As demonstrated by the Sanders campaign, the left wing of the Democratic Party and the left more generally have struggled to create an alternative. Clinton’s biggest weakness was foreign policy, but Sanders barely pressed her on it. This was due, in part, to a left that is much better at opposing disastrous wars of aggression than at formulating an alternative perspective that can win over ideologically sympathetic politicians.
Some leftists simply end up concluding that the United States is fundamentally and unchangeably imperialist. Given the seemingly endless wars over the past 15 years, one can understand why they might reach that conclusion. But the terrible harm done to American interests by the Iraq War—which has cost trillions of dollars, killed nearly 4,500 American soldiers, and maimed tens of thousands more, for no strategic benefit whatsoever—demonstrates that the war was stupid as well as evil. And in any case, American politicians can’t be expected to govern the nation on an “America is bad” basis. If the left can’t propose an argument that is critical of excessive military force but also serves the national interest, it ends up ceding political ground to the interventionists.

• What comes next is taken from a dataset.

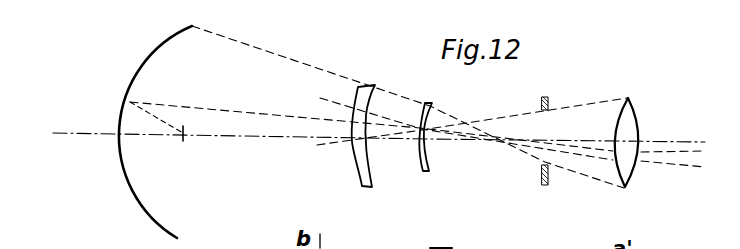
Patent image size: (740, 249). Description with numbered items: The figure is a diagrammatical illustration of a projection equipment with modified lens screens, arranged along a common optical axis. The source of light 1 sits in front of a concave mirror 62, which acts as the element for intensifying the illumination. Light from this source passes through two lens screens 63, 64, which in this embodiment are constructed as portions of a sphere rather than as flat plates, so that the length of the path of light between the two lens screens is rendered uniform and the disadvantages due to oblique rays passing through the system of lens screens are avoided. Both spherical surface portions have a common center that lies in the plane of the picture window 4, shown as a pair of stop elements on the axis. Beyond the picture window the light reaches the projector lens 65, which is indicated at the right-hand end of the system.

In this context, McGovern’s vision of a humane internationalism that serves American interests is of particular value. In these troubled times, the world hardly needs more American guns and bombs; but what the left still lacks is a persuasive alternative vision of internationalism that can counter the hawkishness of both Beltway parties. If we are to exercise leadership in the world, let it be by setting an example and relieving humanitarian crises where we can—taking in refugees, treating the sick, feeding the starving. And while the specifically agricultural mechanism of McGovern’s humanitarian vision isn’t quite as plausible as it was in 1962, the fact is that, right now, there are famine or near-famine conditions prevailing in South Sudan, Nigeria, Somalia, and Yemen, even as gigantic agricultural surpluses pile up in the United States for lack of a buyer. That might not be the most efficient way to relieve hunger, and it’s certainly not the only way to frame an internationalist politics that can also be justified by the way it serves our national interests. But it certainly merits a look—and, just as important, it offers the left, both within and outside of the Democratic Party, a basic template for a different kind of foreign-policy program that it can pursue. If nothing else, such policies will at least do a thousand times better in promoting our interests than burning through trillions of dollars to create yet another sucking chest wound in the Middle East’s political order.